Your best bet is to start simple and google - live entertainment near me. Most cities feature an online 'What's On' website that lets you know what performers or bands are performing in the near future. It also aids in narrowing your search by identifying which genres are popular in each city. For example, because New Orleans is known for its music, you'll find more live jazz venues there. Whether you want to see Beyonce or an unknown local favorite band, you should be able to find out who is playing in town when you go online.

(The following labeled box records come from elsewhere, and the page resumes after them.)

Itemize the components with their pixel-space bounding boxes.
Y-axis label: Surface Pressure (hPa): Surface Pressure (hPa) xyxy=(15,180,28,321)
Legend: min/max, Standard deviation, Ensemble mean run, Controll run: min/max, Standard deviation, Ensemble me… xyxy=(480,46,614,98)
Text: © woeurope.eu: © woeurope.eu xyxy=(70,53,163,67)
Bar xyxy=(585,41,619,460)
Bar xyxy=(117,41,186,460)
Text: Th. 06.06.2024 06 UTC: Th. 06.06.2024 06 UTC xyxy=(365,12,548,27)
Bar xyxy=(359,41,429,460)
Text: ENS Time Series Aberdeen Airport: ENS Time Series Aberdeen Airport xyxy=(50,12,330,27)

Brooklyn Steel, New York City

Brooklyn Steel.

The huge facade of Brooklyn Steel, which pays homage to its previous existence as a steel production facility, appears menacing at first glance. The facility, which is located in Brooklyn's Bushwick area, is quickly becoming one of the city's top live music venues. LCD Soundsystem opened Brooklyn Steel with five sold-out nights in 2017, and since then, the Pixies, PJ Harvey, and, most recently, Mitski on her sold-out Be the Cowboy tour have all performed there.

Stubbs, Austin


No vacation to Texas' capital is complete without a stop at Stubb's, a superb barbecue place on Red River Street with a great stage in the rear. The Waller Creek Amphitheater has a capacity of 2,200 people, but it's a laid-back kind of setting where you may feel like you're hanging out in someone's garden while enjoying a show by one of the world's best bands.

9:30 Club, Washington, DC

9:30 Club.

The 9:30 Club, which has been there since the early 1980s and has been at its current location for nearly 20 years, has long been regarded as one of the country's best indie rock venues. The club, which hosted gigs from famous local bands like Fugazi and Minor Threat during the city's 1980s and 1990s hardcore scene, has been the center of the D.C. music scene for generations. The 1,200-seat theater now hosts a steady stream of major touring groups, as well as a series of secret gigs from bands like Green Day, Radiohead, and the Red Hot Chili Peppers over the years. Gwar, the Roots, and Thievery Corporation are among the artists who have performed at the venue more than 20 times since it opened. When Rolling Stone surveyed musicians and industry experts in 2013 to determine the greatest big-room clubs in the country, the 9:30 Club came in first.

Hollywood Bowl, LA

Hollywood Bowl.

Year after year, artists have made history at the 17,500-person capacity theater, which opened in 1922: The Beatles performed there in 1965 and 1965, and released The Beatles at the Hollywood Bowl, a live album based on those performances; the Doors did the same in 1968; Monty Python staged their final full revue there in 1982; Kanye West chose the venue as the perfect place to perform his 808s & Heartbreak album in its entirety in 2015; and Tom Petty and the Heartbreakers played their final shows together there in 2017 before his death. Ringo Starr once observed of the Beatles' appearances at the Hollywood Bowl, "It was the Hollywood Bowl."